Malgré la crise, malgré les difficultés économiques, les Congolais sont restés solidaires entre eux, en tout cas à leurs clans respectifs au point de partager le peu qu’ils ont pour que toute personne arrivée en vie à la Saint-Sylvestre puisse s’offrir même l’illusion d’une fête. Ceux qui ont décidé d’aller en périphérie de la ville ont sans doute constaté un phénomène suffisamment éloquent pour attirer l’œil du reporter observateur.

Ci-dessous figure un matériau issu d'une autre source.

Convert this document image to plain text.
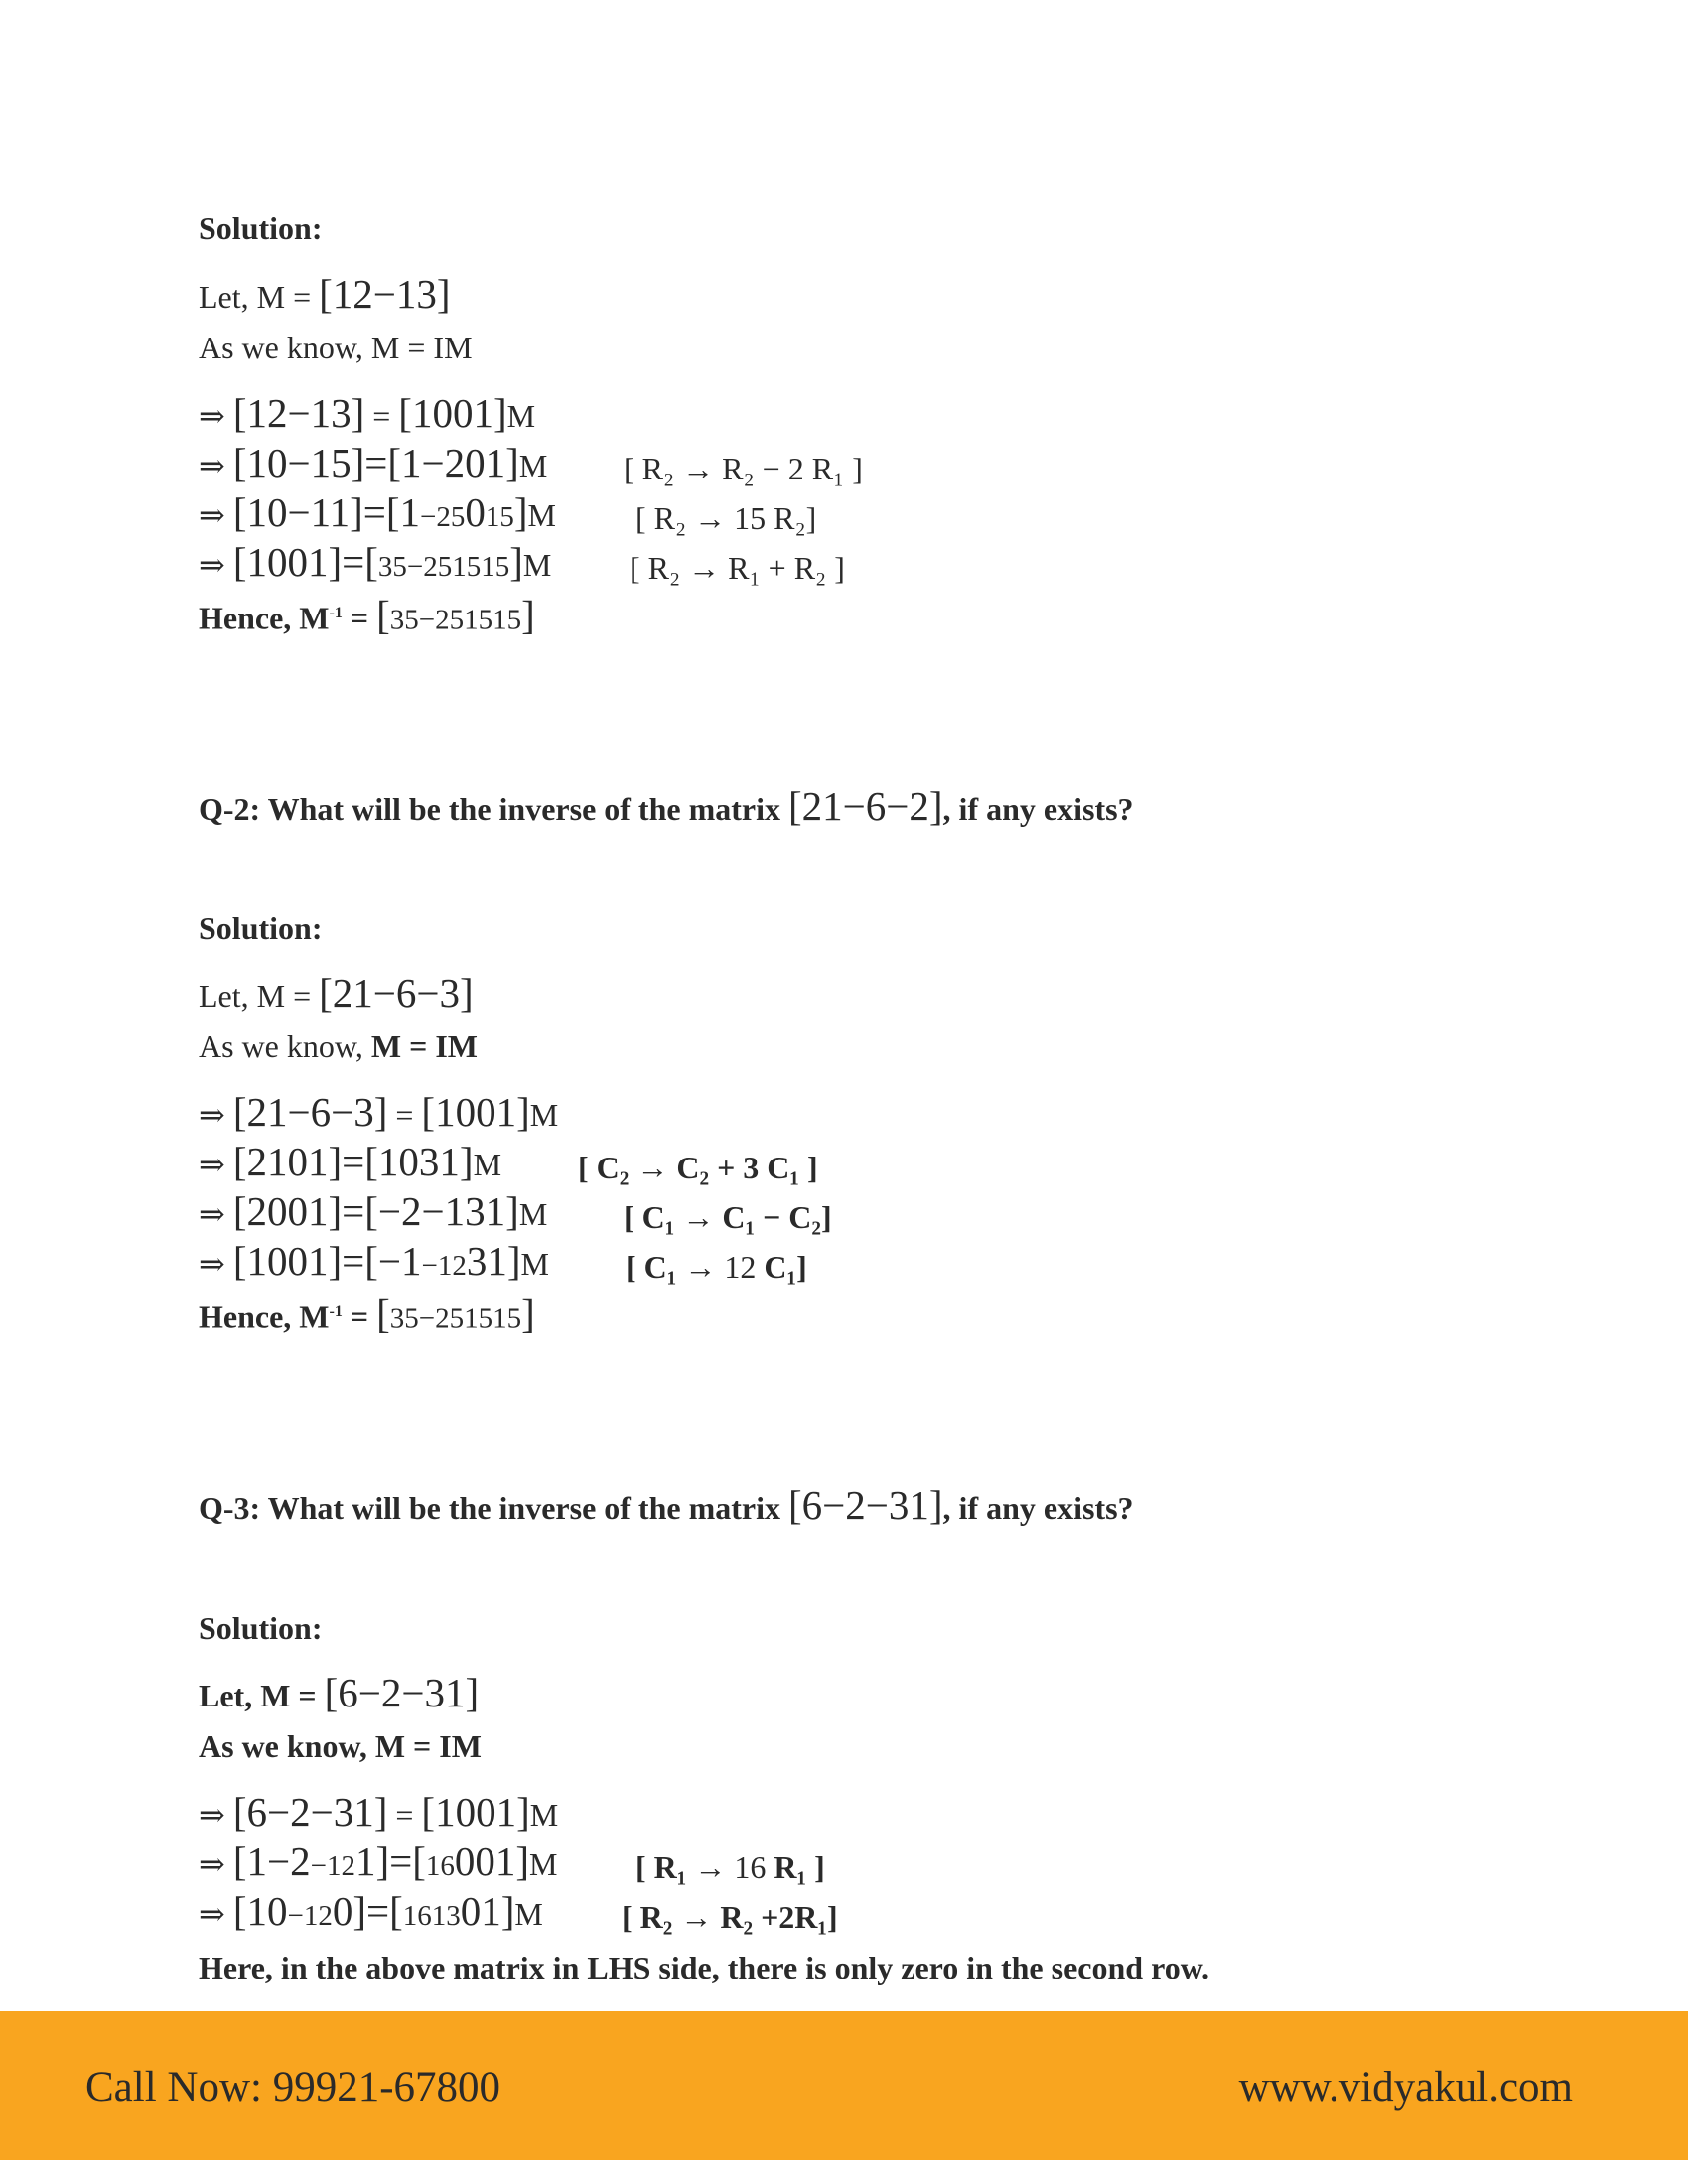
Solution:
Let, M = [12−13]
As we know, M = IM
⇒ [12−13] = [1001]M
⇒ [10−15]=[1−201]M [ R₂ → R₂ − 2 R₁ ]
⇒ [10−11]=[1−25015]M	[ R₂ → 15 R₂]
⇒ [1001]=[35−251515]M [ R₂ → R₁ + R₂ ]
Hence, $M^{-1} = [35-251515]$
Q-2: What will be the inverse of the matrix [21−6−2], if any exists?
Solution:
Let, M = [21−6−3]
As we know, M = IM
⇒ [21−6−3] = [1001]M
⇒ [2101]=[1031]M [ C₂ → C₂ + 3 C₁ ]
⇒ [2001]=[−2−131]M [ C₁ → C₁ − C₂]
⇒ [1001]=[−1−1231]M [ C₁ → 12 C₁]
Hence, $M^{-1} = [35-251515]$
Q-3: What will be the inverse of the matrix [6−2−31], if any exists?
Solution:
Let, M = [6−2−31]
As we know, M = IM
⇒ [6−2−31] = [1001]M
⇒ [1−2−121]=[16001]M [ R₁ → 16 R₁ ]
⇒ [10−120]=[161301]M [ R₂ → R₂ +2R₁]
Here, in the above matrix in LHS side, there is only zero in the second row.
Call Now: 99921-67800	www.vidyakul.com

À partir de la commune urbano-rurale de N’sele jusque dans la municipalité voisine de Masina, plus précisément au Quartier 1, il était impossible de retirer des sous dans les offices de M-pesa qui est le plus grand système du coin. Toutes les boutiques qui offrent ce service étaient incapables de faire des retraits. Et pour cause, par manque de liquidités. Pendant deux jours, tout ce qu’il avait du cash a été raflé par une demande décuplée au centuple, car chaque famille, chaque jeune fille, chaque personne ayant un numéro téléphone avait reçu de la part d’un bienfaiteur un envoi pour faire face aux contraintes de la fête de fin d’année.
Les parents, les amis, un peu pourvus ont décidé de faire un geste pour tenir les autres par la main. Voilà, cette dame dont le frère est député, qui vit avec ces cinq enfants à Bibwa, un des quartiers populaires de la partie Est de la capitale congolaise. Il lui a envoyé trois-cent mille francs. Ça lui a permis d’acheter des habits de second usage à ses enfants. Habillés proprement, les voilà arpentant les allées du supermarché juste pour humer d’un peu de luxe et décomplexer ses enfants. La pomme, les raisins, ça sera pour une autre fois.

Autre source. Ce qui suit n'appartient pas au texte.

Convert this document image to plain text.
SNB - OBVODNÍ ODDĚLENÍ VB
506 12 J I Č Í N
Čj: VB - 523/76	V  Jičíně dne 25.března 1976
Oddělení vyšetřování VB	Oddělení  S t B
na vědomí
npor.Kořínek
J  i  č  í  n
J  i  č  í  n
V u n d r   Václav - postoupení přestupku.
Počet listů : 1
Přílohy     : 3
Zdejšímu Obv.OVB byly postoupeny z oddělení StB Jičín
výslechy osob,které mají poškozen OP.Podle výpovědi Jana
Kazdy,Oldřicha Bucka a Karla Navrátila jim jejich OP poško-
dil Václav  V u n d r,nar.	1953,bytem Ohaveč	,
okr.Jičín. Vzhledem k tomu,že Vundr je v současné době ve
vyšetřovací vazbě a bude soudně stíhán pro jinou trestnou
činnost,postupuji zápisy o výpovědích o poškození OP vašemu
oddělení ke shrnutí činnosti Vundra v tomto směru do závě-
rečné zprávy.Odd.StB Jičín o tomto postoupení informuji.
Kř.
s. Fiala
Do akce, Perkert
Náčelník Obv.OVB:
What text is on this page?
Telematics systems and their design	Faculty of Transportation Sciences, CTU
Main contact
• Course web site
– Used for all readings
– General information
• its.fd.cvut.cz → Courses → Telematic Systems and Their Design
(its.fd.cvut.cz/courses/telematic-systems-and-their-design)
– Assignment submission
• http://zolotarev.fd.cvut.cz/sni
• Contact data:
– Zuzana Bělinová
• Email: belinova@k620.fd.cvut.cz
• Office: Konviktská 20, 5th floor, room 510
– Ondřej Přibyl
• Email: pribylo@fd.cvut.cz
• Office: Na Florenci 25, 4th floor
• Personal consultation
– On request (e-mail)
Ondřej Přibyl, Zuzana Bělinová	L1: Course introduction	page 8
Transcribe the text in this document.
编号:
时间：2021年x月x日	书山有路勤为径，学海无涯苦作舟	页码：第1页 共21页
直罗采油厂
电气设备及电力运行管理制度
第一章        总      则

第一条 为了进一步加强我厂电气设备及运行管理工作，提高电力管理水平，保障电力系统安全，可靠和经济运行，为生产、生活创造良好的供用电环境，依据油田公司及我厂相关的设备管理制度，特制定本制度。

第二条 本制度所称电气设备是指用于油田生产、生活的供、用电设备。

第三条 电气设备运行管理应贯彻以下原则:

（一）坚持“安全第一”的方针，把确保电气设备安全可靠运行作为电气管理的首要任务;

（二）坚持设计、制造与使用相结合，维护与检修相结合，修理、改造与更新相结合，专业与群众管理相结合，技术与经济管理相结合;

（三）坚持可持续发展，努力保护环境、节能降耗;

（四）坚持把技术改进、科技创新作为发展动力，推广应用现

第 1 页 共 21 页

Ils sont résilients et ne peuvent pour rien au monde accepter qu’on leur enlève leur mode de vie, cette vie faite avec l’autre. Cette richesse des rencontres et cette âme d’enfant capable de continuer à avancer même quand le monde entier dit qu’il est le peuple le plus pauvre de la terre. Le Congolais est sans doute dépourvu de certaines choses mais il est riche de lui-même, de sa singularité, de sa joie de vivre avec un minimum de moyens. Il peut vociférer, crier contre ses dirigeants mais il sait que sa joie et sa paix dépendent de lui-même. Les voilà pour une fois capables de briser le tout puissant M-pesa qui ne sait répondre à la demande importante. Cette situation assez fugace est un prélude à la montée en puissance de ce peuple qui est aujourd’hui piétiné par le grand capital mais qui sera demain maître de son espace vital, car il aura accès aux forces qui gouvernent son destin.
En ce début du premier mois de l’année, ceux qui ont souffert c’est beaucoup plus les nantis qui avaient dépensé tout le cash et pensaient se ressourcer qui pour le carburant, qui pour un pourboire sur la route mais qui ont rencontré la phrase du jour, pas de retrait sur M-pesa.
Ce sont des moments rares pour être soulignés. Mais d’où sont venues ces sommes importantes ? De la solidarité entre Congolais, de ce lien qui unit ceux qui d’en haut et ceux d’en bas, ceux de droite et ceux de gauche. Ce lien infrangible est un héritage de la conscience historique qui alimente un peuple qui a eu un passé tragique mais qui est résolu d’aller jusqu’au bout du tunnel d’où jaillira la lumière.